By Callie Sanders, LSW – Nov. 12, 2019
What do famous authors J.K. Rowling and Ernest Hemingway and geniuses Nikola Tesla and Bill Gates all have in common?
They walk. Walking allows them to think clearly, form ideas, brainstorm with colleagues during meetings, and cure writer’s block, just to name a few.
Science has confirmed that walking ignites creative ability. Stanford University conducted research that found that walking boosts creative output by 60 percent. The same complex brain structures needed to stand upright, coordinate body movements and stay balanced are the same structures that allow us to access our enlightened cognitive abilities.
The left hemisphere of the brain is associated with logical thinking, while the right is associated with creativity. The act of walking and shifting from one foot to the next, which coordinates movements, increases communication between both hemispheres of the brain. As mentioned earlier, writers who experience writer’s block may be particularly fond of walking since creative writing requires both left and right brain functions.
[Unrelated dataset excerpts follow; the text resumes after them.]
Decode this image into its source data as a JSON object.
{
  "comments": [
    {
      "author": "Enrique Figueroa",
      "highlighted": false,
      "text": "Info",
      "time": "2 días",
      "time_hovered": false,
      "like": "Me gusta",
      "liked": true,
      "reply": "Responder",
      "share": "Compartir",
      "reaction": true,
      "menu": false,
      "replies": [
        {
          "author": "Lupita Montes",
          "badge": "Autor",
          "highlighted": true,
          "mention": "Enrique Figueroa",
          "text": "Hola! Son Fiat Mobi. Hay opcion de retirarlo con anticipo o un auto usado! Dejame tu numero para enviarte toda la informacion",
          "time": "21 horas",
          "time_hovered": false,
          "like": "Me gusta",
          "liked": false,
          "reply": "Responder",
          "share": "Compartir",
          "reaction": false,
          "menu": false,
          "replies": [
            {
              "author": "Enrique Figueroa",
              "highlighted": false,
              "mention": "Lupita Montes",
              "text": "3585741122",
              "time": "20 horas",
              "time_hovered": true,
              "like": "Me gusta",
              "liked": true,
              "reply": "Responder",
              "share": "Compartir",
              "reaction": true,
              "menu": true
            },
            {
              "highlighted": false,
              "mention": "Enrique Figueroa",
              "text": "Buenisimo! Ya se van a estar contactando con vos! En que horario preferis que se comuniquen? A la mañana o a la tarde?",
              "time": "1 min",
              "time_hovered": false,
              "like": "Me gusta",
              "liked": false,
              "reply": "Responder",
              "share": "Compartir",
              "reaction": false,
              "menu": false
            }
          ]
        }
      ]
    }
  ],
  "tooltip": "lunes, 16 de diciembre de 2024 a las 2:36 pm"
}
Another creative process that walking helps encourage is called cognitive pause. This process is necessary for creative thinking because it allows us to break free from our preconceptions and empty our minds of old worn-out ideas.
When we “pause and unload,” we give our minds permission to relax and be present. This may help explain why creative genius usually happens at odd times like in the shower or upon waking from a nap.
Walking is naturally meditative. Through light exercise, our muscles release tension which helps distract the mind. The act of walking is rhythmic with each step and swing of the arm. Rhythm lowers brainwave frequency, as this effect is closely related to meditation. This could help explain why people gravitate to and find such pleasure in walking.
I have seen positive outcomes when I take students that I work with at school for walks. The mixture of fresh air and light exercise creates a space for the kids to “pause and unload.”
No matter the need of the student, walking always seems to give them permission to relax and be in the moment. I notice the same in myself, as I am more aware and better able to serve them.
I encourage each of you to give yourselves permission to take a break and go for a walk. You will come back to your tasks with fresh eyes and a better frame of mind. Happy walking!